Prophetic it may be, but it’s hardly surprising. For the most part, Wallace — aka Biggie Smalls, aka Notorious B.I.G. — made a career of predicting his demise (his first disc was titled Ready To Die, after all). But even taken with a grain of salt, that opening quote is the most authentic moment on this sub-par, barrel-scraping release from his mentor, collaborator and homeboy Sean (Puff Daddy) Combs.
Although a handful of tracks featuring Biggie have been issued since his drive-by shooting death in Los Angeles a couple of years back, this is the first full-length release. But surprisingly, unlike Biggie’s similary slain counterpart Tupac Shakur, who reportedly left hundreds of songs in the can, it seems the well of untapped Biggie material is already running dry.

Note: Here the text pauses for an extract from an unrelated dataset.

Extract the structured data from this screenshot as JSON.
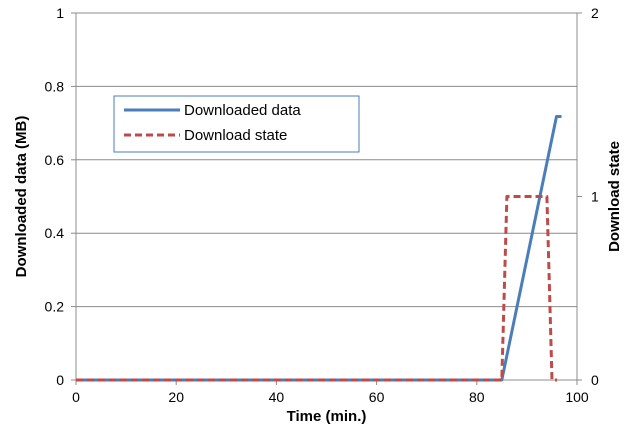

Most of Born Again’s 17 songs sound like obviously unfinished tracks. Typically, Biggie contributes just a verse or chorus in his surprisingly graceful, marble-mouthed style, while a lengthy guest list of hip-hop and rap stars — Snoop Dogg, Busta Rhymes, Lil’ Kim, Ice Cube, Mobb Deep, K-Ci & Jo-Jo, Redman, Method Man and plenty more — try to take up the slack and keep a party vibe going in his absence.
Sometimes, like when Puffy nicks Duran Duran’s Notorious for a tribute tune, Notorious B.I.G., it almost works. But most of the time — especially when Puffy enlists an artist like Eminem, somebody Biggie probably never even heard of — Born Again really takes on the vibe of one of those creepily exploitive duet-with-the-dead albums. And the final spoken-word track, which features Wallace’s mother Violetta painfully wishing her son had never become a rapper — only to be cut off in mid-speech like some rambling rando at an awards show — manages to be touching and frustrating at once.
Ultimately, like the recent posthumous album from Shakur, Born Again isn’t so much a tribute to a great artist as it is a sad reminder of lost potential and a life stolen far too soon.